Avec 106 milliards FCfa investis en 2017, UBA Cameroun a doublé ses placements dans les titres publics

Selon les états financiers officiels du groupe bancaire nigérian United Bank of Africa (UBA), publiés au mois de mars dernier, sa filiale au Cameroun a réussi à placer, tout au long de l’année 2017, un volume global de 71,349 millions de nairas (106 milliards de francs Cfa) dans les titres publics.
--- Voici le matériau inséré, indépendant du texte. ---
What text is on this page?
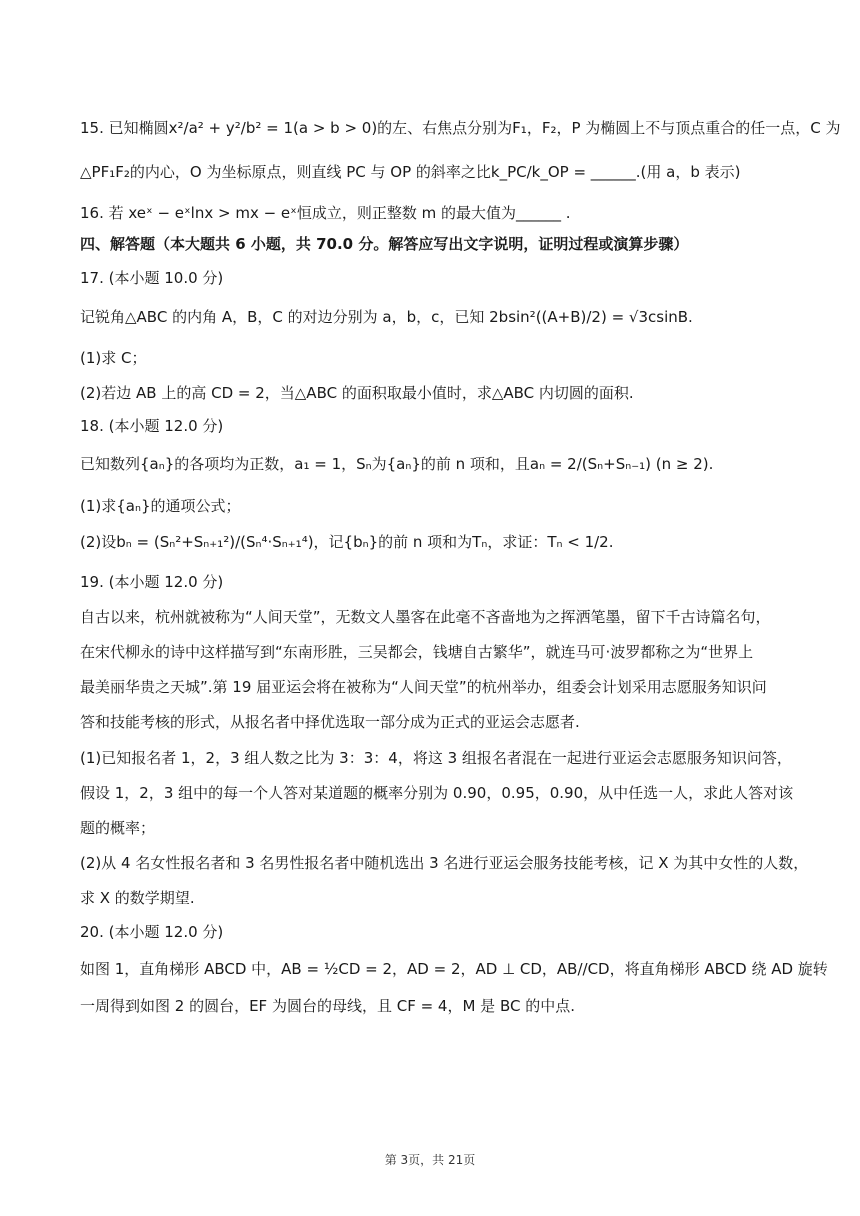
15. 已知椭圆x²/a² + y²/b² = 1(a > b > 0)的左、右焦点分别为F₁，F₂，P 为椭圆上不与顶点重合的任一点，C 为
△PF₁F₂的内心，O 为坐标原点，则直线 PC 与 OP 的斜率之比k_PC/k_OP = ______.(用 a，b 表示)
16. 若 xeˣ − eˣlnx > mx − eˣ恒成立，则正整数 m 的最大值为______ .
四、解答题（本大题共 6 小题，共 70.0 分。解答应写出文字说明，证明过程或演算步骤）
17. (本小题 10.0 分)
记锐角△ABC 的内角 A，B，C 的对边分别为 a，b，c，已知 2bsin²((A+B)/2) = √3csinB.
(1)求 C；
(2)若边 AB 上的高 CD = 2，当△ABC 的面积取最小值时，求△ABC 内切圆的面积.
18. (本小题 12.0 分)
已知数列{aₙ}的各项均为正数，a₁ = 1，Sₙ为{aₙ}的前 n 项和，且aₙ = 2/(Sₙ+Sₙ₋₁) (n ≥ 2).
(1)求{aₙ}的通项公式；
(2)设bₙ = (Sₙ²+Sₙ₊₁²)/(Sₙ⁴·Sₙ₊₁⁴)，记{bₙ}的前 n 项和为Tₙ，求证：Tₙ < 1/2.
19. (本小题 12.0 分)
自古以来，杭州就被称为“人间天堂”，无数文人墨客在此毫不吝啬地为之挥洒笔墨，留下千古诗篇名句，
在宋代柳永的诗中这样描写到“东南形胜，三吴都会，钱塘自古繁华”，就连马可·波罗都称之为“世界上
最美丽华贵之天城”.第 19 届亚运会将在被称为“人间天堂”的杭州举办，组委会计划采用志愿服务知识问
答和技能考核的形式，从报名者中择优选取一部分成为正式的亚运会志愿者.
(1)已知报名者 1，2，3 组人数之比为 3：3：4，将这 3 组报名者混在一起进行亚运会志愿服务知识问答，
假设 1，2，3 组中的每一个人答对某道题的概率分别为 0.90，0.95，0.90，从中任选一人，求此人答对该
题的概率；
(2)从 4 名女性报名者和 3 名男性报名者中随机选出 3 名进行亚运会服务技能考核，记 X 为其中女性的人数，
求 X 的数学期望.
20. (本小题 12.0 分)
如图 1，直角梯形 ABCD 中，AB = ½CD = 2，AD = 2，AD ⊥ CD，AB//CD，将直角梯形 ABCD 绕 AD 旋转
一周得到如图 2 的圆台，EF 为圆台的母线，且 CF = 4，M 是 BC 的中点.
第 3页，共 21页
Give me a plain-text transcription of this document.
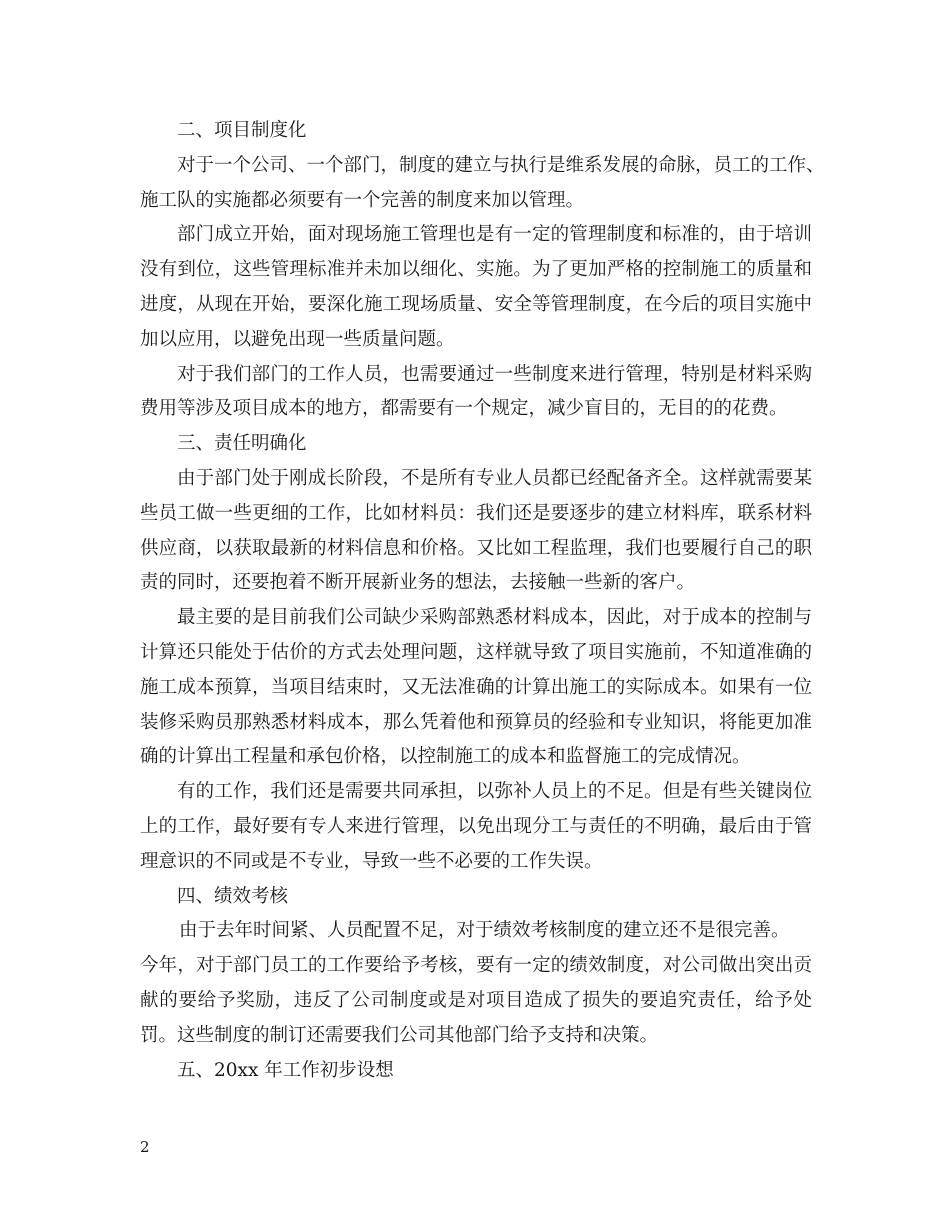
二、项目制度化
对于一个公司、一个部门，制度的建立与执行是维系发展的命脉，员工的工作、
施工队的实施都必须要有一个完善的制度来加以管理。
部门成立开始，面对现场施工管理也是有一定的管理制度和标准的，由于培训
没有到位，这些管理标准并未加以细化、实施。为了更加严格的控制施工的质量和
进度，从现在开始，要深化施工现场质量、安全等管理制度，在今后的项目实施中
加以应用，以避免出现一些质量问题。
对于我们部门的工作人员，也需要通过一些制度来进行管理，特别是材料采购
费用等涉及项目成本的地方，都需要有一个规定，减少盲目的，无目的的花费。
三、责任明确化
由于部门处于刚成长阶段，不是所有专业人员都已经配备齐全。这样就需要某
些员工做一些更细的工作，比如材料员：我们还是要逐步的建立材料库，联系材料
供应商，以获取最新的材料信息和价格。又比如工程监理，我们也要履行自己的职
责的同时，还要抱着不断开展新业务的想法，去接触一些新的客户。
最主要的是目前我们公司缺少采购部熟悉材料成本，因此，对于成本的控制与
计算还只能处于估价的方式去处理问题，这样就导致了项目实施前，不知道准确的
施工成本预算，当项目结束时，又无法准确的计算出施工的实际成本。如果有一位
装修采购员那熟悉材料成本，那么凭着他和预算员的经验和专业知识，将能更加准
确的计算出工程量和承包价格，以控制施工的成本和监督施工的完成情况。
有的工作，我们还是需要共同承担，以弥补人员上的不足。但是有些关键岗位
上的工作，最好要有专人来进行管理，以免出现分工与责任的不明确，最后由于管
理意识的不同或是不专业，导致一些不必要的工作失误。
四、绩效考核
由于去年时间紧、人员配置不足，对于绩效考核制度的建立还不是很完善。
今年，对于部门员工的工作要给予考核，要有一定的绩效制度，对公司做出突出贡
献的要给予奖励，违反了公司制度或是对项目造成了损失的要追究责任，给予处
罚。这些制度的制订还需要我们公司其他部门给予支持和决策。
五、20xx 年工作初步设想
2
Cette somme double pratiquement les 38,133 millions de nairas (56,7 milliards de francs Cfa) placés dans les titres publics au cours de l’année 2016.

A l’observation, la forte progression des placements de cette institution bancaire dans les titres publics, résulte de la hausse des volumes de financements sollicités (depuis fin 2015) par les Etats de la Cemac, sur le marché des titres de la Banque des Etats de l’Afrique centrale (Beac), institut d’émission des six Etats de la Cemac (Cameroun Congo, Gabon, Tchad, Guinée équatoriale et RCA).

Cette course au marché des titres publics est consécutive à la baisse des recettes publiques, situation elle-même tributaire de la conjoncture internationale morose autour des cours du pétrole brut, produit qui constitue une source de revenus importante pour cinq (excepté la RCA) des six Etats-membres de la Cemac (entre 70 et 80% des recettes publiques au Congo et en Guinée équatoriale, par exemple).

En effet, principalement animé (depuis son lancement en 2011) dans un premier temps par le Cameroun et le Gabon, deux pays qui ont agréé la filiale camerounaise d’UBA comme leur bras armé sur le marché des titres de la Beac, cette place financière est désormais courue par les quatre autres Etats de la Cemac, qui s’y livrent une concurrence farouche dans la mobilisation des financements.

Par ailleurs, les titres publics (pour certains, à l’instar des Bons du Trésor, les intérêts sont précomptés) sont de plus en plus prisés par les établissements financiers de la zone Cemac, depuis l’adoption par la Banque des Etats de l’Afrique centrale d’un cadre juridique réglementant l’admission directe de ces titres comme collatéral au refinancement de la Beac.

En clair, les titres des Etats achetés par les spécialistes en valeurs du Trésor (SVT) ou Prestataires des services d’investissements (PSI actif à la bourse), qui sont généralement des banques dans le cas d’espèce, peuvent à tout moment être restitués à la Beac, en échange de liquidités.